James Lea Siliki Marco Verratti Rennes PSG 16122017

"Das war ein toller Moment", sagte er nach dem Spiel, das er wegen der vielen Duelle völlig abgekämpft beendet hatte. "Ich hatte das Glück, dass ich das Tor dort gemacht habe, wo die Rennes-Fans waren – und auch meine ganze Familie. Mein Bruder und meine Cousins sind extra aus Paris gekommen", erzählte er.

Lea Siliki liebt den Fußball und analysiert alle Kleinigkeiten seiner Auftritte. Außerdem studiert er seine Mitspieler und Gegner genau.

"Seitdem ist klein war, habe ich davon geträumt, große Spiele zu machen und Profi zu werden. Davon war ich besessen", sagte er Ouest France.

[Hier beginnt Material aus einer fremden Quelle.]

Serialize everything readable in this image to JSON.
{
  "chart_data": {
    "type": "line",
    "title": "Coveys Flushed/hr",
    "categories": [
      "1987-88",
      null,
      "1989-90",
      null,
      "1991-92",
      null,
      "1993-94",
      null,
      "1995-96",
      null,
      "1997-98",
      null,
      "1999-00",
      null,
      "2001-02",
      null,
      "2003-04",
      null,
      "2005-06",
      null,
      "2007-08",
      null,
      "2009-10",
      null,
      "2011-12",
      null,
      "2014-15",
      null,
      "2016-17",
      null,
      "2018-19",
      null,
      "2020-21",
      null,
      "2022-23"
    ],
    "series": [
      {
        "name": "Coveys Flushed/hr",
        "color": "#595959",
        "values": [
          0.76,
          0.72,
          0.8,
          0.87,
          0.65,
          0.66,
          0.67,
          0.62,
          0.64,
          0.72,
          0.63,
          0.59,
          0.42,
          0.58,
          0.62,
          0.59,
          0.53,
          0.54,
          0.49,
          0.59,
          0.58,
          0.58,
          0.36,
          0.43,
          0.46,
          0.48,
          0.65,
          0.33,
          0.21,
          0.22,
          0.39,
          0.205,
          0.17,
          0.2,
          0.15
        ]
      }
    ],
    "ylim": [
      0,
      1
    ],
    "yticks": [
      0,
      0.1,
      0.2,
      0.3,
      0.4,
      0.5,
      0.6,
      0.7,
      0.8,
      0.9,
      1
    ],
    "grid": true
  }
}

"Ich träume von Manchester United, dem Stadion, dem Trikot. Ich bin während der Sir-Alex-Ferguson-Zeit groß geworden. Damals liefen die Spiele an Boxing Day auf Canal+, United siegte meist in der 95. Minute. Ich bin mit Dwight Yorke und Andy Cole, die zusammen im Sturmzentrum spielten, groß geworden. Mit Mikael Silvestre, Louis Saha, Wayne Rooney, Cristiano Ronaldo und Ryan Giggs, der für immer ein Held bleiben wird", sagte er.

"Ich schaue mir gerne Videos von erfahrenen Spielern an und analysiere, was sich taktisch gesehen gut machen, wie sie körperlich spielen, ihre Bewegungen, ihre Anstrengungen. Kevin De Bruyne, zum Beispiel, ist ein kompletter Spieler", sagte Lea Siliki.

Der Aufstieg an die Spitze hat für ihn vielleicht erst begonnen, aber wenn er sich weiter verbessert, könnte seine Reise ihn wirklich einmal eines Tages ins Old Trafford führen.